How to sketch x^(2/3) + y(2/3) = 1 ?

[kingwinner]

Let f(t)=( (cos t)^3, (sin t)^3 )
Let S = {f(t) | t E R}
Draw a sketch of S.
==========================
Now I know that S is x^(2/3) + y(2/3) = 1

What is the fastest way to draw a really rough sketch of this? (bascially I need the shape) I am very lost in situations like this. I was never taught how to do quick sketch on graphs like this one...(no graphing calculators allowed, of course)


Please help me! Thanks!

 

[D H]

Some things to do:

• The function in question looks kind of like the equation for a unit circle. Sketching a circle as reference function might help.
• Look for symmetries. The function in question has some obvious and not-so-obvious symmetries. This let's you focus in on a part of the graph. The rest you can fill in by reflections.
• Look at the derivative of y with respect to x, x with respect to y. For a qualitative sketch you are looking for qualitative anomalies, like cusps.
• Convert to another form, such as polar. [tex]r^{2/3}(\cos^{2/3}\theta + \sin^{2/3}\theta) = 1[/itex]. Try to derive some qualitative relation regarding the angular term, $\cos^{2/3}\theta + \sin^{2/3}\theta$. This in turn will tell you somthing qualitative about $r$.[/tex]

[tex][/tex]

 

[kingwinner]

But this is not a function, so do I have to implicitly differenatiate to find dy/dx?
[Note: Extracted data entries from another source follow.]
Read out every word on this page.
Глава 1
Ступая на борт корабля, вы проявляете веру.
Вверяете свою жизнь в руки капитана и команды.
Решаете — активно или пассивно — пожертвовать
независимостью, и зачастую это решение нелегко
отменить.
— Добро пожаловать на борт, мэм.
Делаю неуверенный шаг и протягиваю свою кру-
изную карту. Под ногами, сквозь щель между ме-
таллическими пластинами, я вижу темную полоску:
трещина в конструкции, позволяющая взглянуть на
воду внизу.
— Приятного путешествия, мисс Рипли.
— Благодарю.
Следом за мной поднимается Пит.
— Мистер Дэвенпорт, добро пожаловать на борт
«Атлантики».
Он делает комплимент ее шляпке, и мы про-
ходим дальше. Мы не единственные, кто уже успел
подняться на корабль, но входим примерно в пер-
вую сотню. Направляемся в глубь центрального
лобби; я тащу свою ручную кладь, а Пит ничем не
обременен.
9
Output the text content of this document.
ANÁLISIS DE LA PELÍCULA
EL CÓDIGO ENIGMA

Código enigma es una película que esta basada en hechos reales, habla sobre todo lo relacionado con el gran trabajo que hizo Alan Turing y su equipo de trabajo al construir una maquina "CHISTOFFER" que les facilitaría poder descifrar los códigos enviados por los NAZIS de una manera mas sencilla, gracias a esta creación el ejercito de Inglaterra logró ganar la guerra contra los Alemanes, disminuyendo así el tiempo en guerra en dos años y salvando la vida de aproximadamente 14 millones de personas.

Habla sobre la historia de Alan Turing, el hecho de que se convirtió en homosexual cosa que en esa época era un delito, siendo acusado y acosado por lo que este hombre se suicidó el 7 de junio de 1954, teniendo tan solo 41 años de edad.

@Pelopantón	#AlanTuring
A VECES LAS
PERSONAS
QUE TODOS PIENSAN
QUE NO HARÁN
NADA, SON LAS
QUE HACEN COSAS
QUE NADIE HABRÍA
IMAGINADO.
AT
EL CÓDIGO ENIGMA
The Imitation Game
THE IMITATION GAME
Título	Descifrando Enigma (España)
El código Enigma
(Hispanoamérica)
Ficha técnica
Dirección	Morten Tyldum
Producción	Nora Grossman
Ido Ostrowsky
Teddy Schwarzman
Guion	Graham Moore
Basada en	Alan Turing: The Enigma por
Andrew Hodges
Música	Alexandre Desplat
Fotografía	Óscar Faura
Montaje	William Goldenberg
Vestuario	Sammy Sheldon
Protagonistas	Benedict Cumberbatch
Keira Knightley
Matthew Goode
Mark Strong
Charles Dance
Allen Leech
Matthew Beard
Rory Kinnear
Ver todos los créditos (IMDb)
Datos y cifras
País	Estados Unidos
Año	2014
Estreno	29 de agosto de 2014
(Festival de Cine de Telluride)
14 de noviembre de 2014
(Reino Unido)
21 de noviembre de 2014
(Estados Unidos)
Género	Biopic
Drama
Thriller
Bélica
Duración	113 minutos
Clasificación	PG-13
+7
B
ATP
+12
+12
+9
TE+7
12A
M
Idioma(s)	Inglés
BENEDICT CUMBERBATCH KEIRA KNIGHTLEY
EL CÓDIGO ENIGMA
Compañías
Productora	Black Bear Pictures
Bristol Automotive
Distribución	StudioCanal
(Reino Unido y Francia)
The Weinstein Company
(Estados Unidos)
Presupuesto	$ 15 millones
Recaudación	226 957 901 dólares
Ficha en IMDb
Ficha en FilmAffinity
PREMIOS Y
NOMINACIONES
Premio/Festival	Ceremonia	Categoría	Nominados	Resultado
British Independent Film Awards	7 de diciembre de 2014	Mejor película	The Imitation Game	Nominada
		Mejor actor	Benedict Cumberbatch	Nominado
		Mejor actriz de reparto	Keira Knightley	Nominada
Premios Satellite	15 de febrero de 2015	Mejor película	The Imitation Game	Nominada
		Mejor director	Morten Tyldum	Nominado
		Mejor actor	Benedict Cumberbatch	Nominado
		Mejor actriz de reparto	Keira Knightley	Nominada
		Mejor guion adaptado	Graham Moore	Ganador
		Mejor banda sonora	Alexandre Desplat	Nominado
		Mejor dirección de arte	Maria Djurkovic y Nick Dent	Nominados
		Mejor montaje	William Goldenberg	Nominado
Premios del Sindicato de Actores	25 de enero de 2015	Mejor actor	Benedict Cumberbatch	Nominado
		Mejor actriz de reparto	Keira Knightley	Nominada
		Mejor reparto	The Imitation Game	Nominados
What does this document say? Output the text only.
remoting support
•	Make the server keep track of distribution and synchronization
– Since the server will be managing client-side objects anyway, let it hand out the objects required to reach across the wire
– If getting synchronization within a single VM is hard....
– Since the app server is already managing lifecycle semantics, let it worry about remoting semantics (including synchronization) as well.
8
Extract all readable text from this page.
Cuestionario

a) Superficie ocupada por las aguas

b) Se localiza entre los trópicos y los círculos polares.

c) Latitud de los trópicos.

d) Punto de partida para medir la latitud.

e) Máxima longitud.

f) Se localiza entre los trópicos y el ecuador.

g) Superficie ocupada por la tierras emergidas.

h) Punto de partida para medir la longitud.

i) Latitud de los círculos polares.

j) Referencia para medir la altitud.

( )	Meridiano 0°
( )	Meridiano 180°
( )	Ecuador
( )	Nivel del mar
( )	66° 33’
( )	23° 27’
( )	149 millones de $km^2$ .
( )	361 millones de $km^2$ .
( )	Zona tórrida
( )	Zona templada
Also, how can I locate the cusps?

Thanks!

 

[D H]

I was using the term function a bit too loosely. It is an equation which becomes a function upon restricting the sqaure root to the principal value: $y=(1-x^{2/3})^{3/2}$. Doing so cuts off half of the curve, but that is easily fixed by taking advantage of the symmetries.

IMO, implicit differentiation of $x^{2/3}+y^{2/3}-1=0$ is easier than explicit differentiation of $y=(1-x^{2/3})^{3/2}$